78. Externalisation of migration control and border management
cannot be carried out at the cost of the rights of migrants and
refugees, including their right to leave countries like Libya in
search of a better future. Levels of human rights protection need
to be defined and adequate monitoring mechanisms designed, including
provision for suspending co-operation if necessary. Resettlement
obligations of EU member States also require enforcement in order
to contribute to a fairer sharing of responsibility. In addition,
resources spent on reinforcing border security and capacity building
outside European member States should in no way detract from development
co-operation with these and other countries in need of assistance.
The detailed recommendations related to these issues are set out
in the draft resolution.
79. In my exchanges, it was made clear that the Turkish authorities
did not agree with the concept of “externalisation” of migration
management by the EU in the case of Turkey, stating that the EU–Turkey Agreement
of 18 March 2016 was based on mutual consensus and understanding.
The authorities point to the humanitarian aims of the agreement
– preventing the loss of lives at sea, crushing migrant smuggling
rings and replacing illegal migration with regular migration.

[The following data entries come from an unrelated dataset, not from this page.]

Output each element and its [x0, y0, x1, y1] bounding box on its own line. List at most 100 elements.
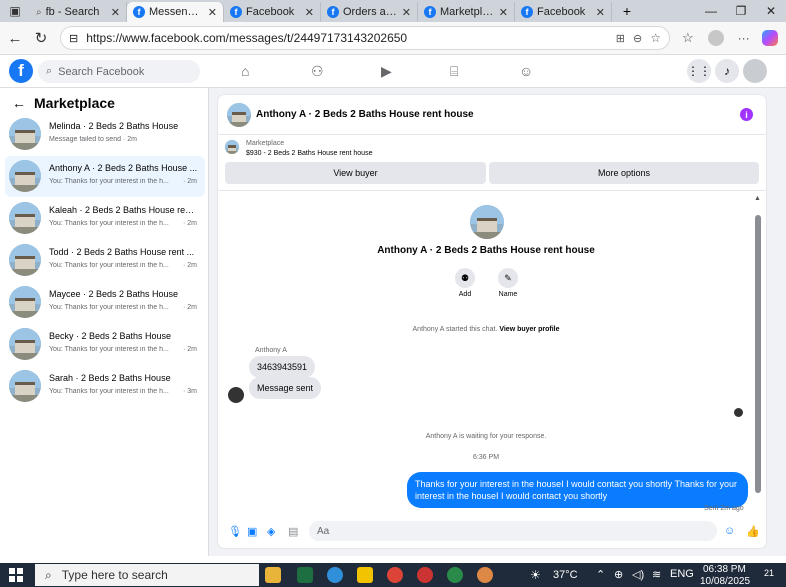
scrollbar-thumb[interactable] — [755, 215, 761, 493]
browser-tab-4[interactable]: f Orders and ✕ — [321, 2, 418, 22]
info-icon[interactable]: i — [740, 108, 753, 121]
windows-start-icon[interactable] — [9, 568, 23, 582]
incoming-message[interactable]: 3463943591 — [249, 356, 316, 378]
wifi-icon[interactable]: ≋ — [652, 568, 661, 581]
clock-date[interactable]: 10/08/2025 — [700, 576, 750, 587]
listing-avatar — [9, 286, 41, 318]
conversation-item[interactable]: Todd · 2 Beds 2 Baths House rent ... You… — [5, 240, 205, 281]
chevron-up-icon[interactable]: ⌃ — [596, 568, 605, 581]
close-icon[interactable]: ✕ — [596, 6, 605, 19]
conversation-item[interactable]: Kaleah · 2 Beds 2 Baths House rent... Yo… — [5, 198, 205, 239]
conversation-item[interactable]: Becky · 2 Beds 2 Baths House You: Thanks… — [5, 324, 205, 365]
excel-icon[interactable] — [297, 567, 313, 583]
message-input[interactable]: Aa — [309, 521, 717, 541]
conversation-item-active[interactable]: Anthony A · 2 Beds 2 Baths House ... You… — [5, 156, 205, 197]
chat-header: Anthony A · 2 Beds 2 Baths House rent ho… — [218, 95, 766, 135]
close-icon[interactable]: ✕ — [305, 6, 314, 19]
conversation-name: Becky · 2 Beds 2 Baths House — [49, 331, 172, 341]
conversation-time: · 2m — [183, 220, 197, 227]
groups-icon[interactable]: ☺ — [519, 63, 533, 79]
browser-tab-2[interactable]: f Messenger | ✕ — [127, 2, 224, 22]
edit-name-button[interactable]: ✎ — [498, 268, 518, 288]
gif-icon[interactable]: ▤ — [288, 525, 298, 538]
browser-tab-5[interactable]: f Marketplace ✕ — [418, 2, 515, 22]
more-icon[interactable]: ··· — [738, 31, 750, 45]
back-button[interactable]: ← — [2, 30, 28, 47]
add-contact-button[interactable]: ⚉ — [455, 268, 475, 288]
home-icon[interactable]: ⌂ — [241, 63, 249, 79]
chat-avatar[interactable] — [227, 103, 251, 127]
like-icon[interactable]: 👍 — [746, 525, 760, 538]
more-options-button[interactable]: More options — [489, 162, 759, 184]
friends-icon[interactable]: ⚇ — [311, 63, 324, 80]
profile-avatar[interactable] — [707, 30, 724, 46]
chrome-profile-icon[interactable] — [477, 567, 493, 583]
conversation-preview: You: Thanks for your interest in the h..… — [49, 262, 169, 269]
listing-title[interactable]: $930 - 2 Beds 2 Baths House rent house — [246, 150, 372, 157]
favorites-icon[interactable]: ☆ — [682, 30, 694, 46]
close-icon[interactable]: ✕ — [208, 6, 217, 19]
chat-scrollbar[interactable]: ▲ — [754, 195, 762, 505]
maximize-button[interactable]: ❐ — [726, 4, 756, 18]
video-icon[interactable]: ▶ — [381, 63, 392, 80]
volume-icon[interactable]: ◁) — [632, 568, 644, 581]
close-window-button[interactable]: ✕ — [756, 4, 786, 18]
marketplace-icon[interactable]: ⌸ — [450, 63, 458, 80]
browser-tab-1[interactable]: ⌕ fb - Search ✕ — [30, 2, 127, 22]
conversation-preview: You: Thanks for your interest in the h..… — [49, 388, 169, 395]
copilot-icon[interactable] — [761, 30, 778, 46]
view-buyer-button[interactable]: View buyer — [225, 162, 486, 184]
microphone-icon[interactable]: 🎙 — [228, 525, 242, 538]
minimize-button[interactable]: — — [696, 4, 726, 18]
edge-icon[interactable] — [327, 567, 343, 583]
back-arrow-icon[interactable]: ← — [12, 95, 26, 111]
notification-badge[interactable]: 21 — [760, 568, 778, 582]
chrome-icon[interactable] — [387, 567, 403, 583]
photo-icon[interactable]: ▣ — [247, 525, 257, 538]
sender-avatar[interactable] — [228, 387, 244, 403]
zoom-icon[interactable]: ⊖ — [633, 32, 642, 45]
conversation-time: · 3m — [183, 388, 197, 395]
conversation-item[interactable]: Maycee · 2 Beds 2 Baths House You: Thank… — [5, 282, 205, 323]
site-info-icon[interactable]: ⊟ — [69, 32, 78, 45]
view-buyer-profile-link[interactable]: View buyer profile — [499, 326, 559, 333]
facebook-icon: f — [327, 6, 339, 18]
chrome-profile-icon[interactable] — [447, 567, 463, 583]
account-avatar[interactable] — [743, 59, 767, 83]
language-indicator[interactable]: ENG — [670, 568, 694, 580]
browser-tab-6[interactable]: f Facebook ✕ — [515, 2, 612, 22]
refresh-button[interactable]: ↻ — [28, 29, 54, 47]
conversation-item[interactable]: Melinda · 2 Beds 2 Baths House Message f… — [5, 114, 205, 155]
conversation-item[interactable]: Sarah · 2 Beds 2 Baths House You: Thanks… — [5, 366, 205, 407]
taskbar-search[interactable]: ⌕ Type here to search — [35, 564, 259, 586]
tab-actions-icon[interactable]: ▣ — [0, 4, 30, 18]
clock-time[interactable]: 06:38 PM — [703, 564, 746, 575]
close-icon[interactable]: ✕ — [402, 6, 411, 19]
incoming-message[interactable]: Message sent — [249, 377, 322, 399]
facebook-logo[interactable]: f — [9, 59, 33, 83]
sticker-icon[interactable]: ◈ — [267, 525, 275, 538]
facebook-search-field[interactable]: ⌕ Search Facebook — [38, 60, 200, 83]
file-explorer-icon[interactable] — [265, 567, 281, 583]
outgoing-message[interactable]: Thanks for your interest in the houseI I… — [407, 472, 748, 508]
emoji-icon[interactable]: ☺ — [724, 525, 735, 537]
menu-grid-icon[interactable]: ⋮⋮ — [687, 59, 711, 83]
chrome-profile-icon[interactable] — [417, 567, 433, 583]
favorite-icon[interactable]: ☆ — [650, 31, 661, 45]
sticky-notes-icon[interactable] — [357, 567, 373, 583]
weather-icon[interactable]: ☀ — [530, 568, 541, 582]
chat-title[interactable]: Anthony A · 2 Beds 2 Baths House rent ho… — [256, 109, 474, 120]
url-field[interactable]: ⊟ https://www.facebook.com/messages/t/24… — [60, 26, 670, 50]
notifications-icon[interactable]: ♪ — [715, 59, 739, 83]
weather-temp[interactable]: 37°C — [553, 569, 578, 581]
close-icon[interactable]: ✕ — [499, 6, 508, 19]
conversation-name: Anthony A · 2 Beds 2 Baths House ... — [49, 163, 198, 173]
chat-panel: Anthony A · 2 Beds 2 Baths House rent ho… — [218, 95, 766, 548]
app-available-icon[interactable]: ⊞ — [616, 32, 625, 45]
scroll-up-icon[interactable]: ▲ — [754, 195, 761, 202]
browser-tab-3[interactable]: f Facebook ✕ — [224, 2, 321, 22]
new-tab-button[interactable]: + — [612, 3, 642, 19]
close-icon[interactable]: ✕ — [111, 6, 120, 19]
usb-icon[interactable]: ⊕ — [614, 568, 623, 581]
listing-banner: Marketplace $930 - 2 Beds 2 Baths House … — [218, 135, 766, 191]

80. The European Union’s policy, which is likely to be adopted
by its third-country partners, does not seem to be well thought
through as regards its consequences for the long term and at the
global level. It may have regional consequences for free movement
arrangements (such as ECOWAS) and flexible practices of border crossings
for temporary protection and thus undermine the EU’s objective to
enhance regional co-operation and mobility. The accumulation of
the EU’s internal and external migration policy as analysed in this
report will inevitably lead to an increasing responsibility for
third countries and may thus affect their willingness to solve protection
needs in a regional co-operation framework. This impact runs counter
to the aim of the future Global Compact on Refugees to strengthen
international co-operation in order to ease pressures on the host
countries involved, create a more equitable sharing of responsibility
and foster sustainable solutions for refugees.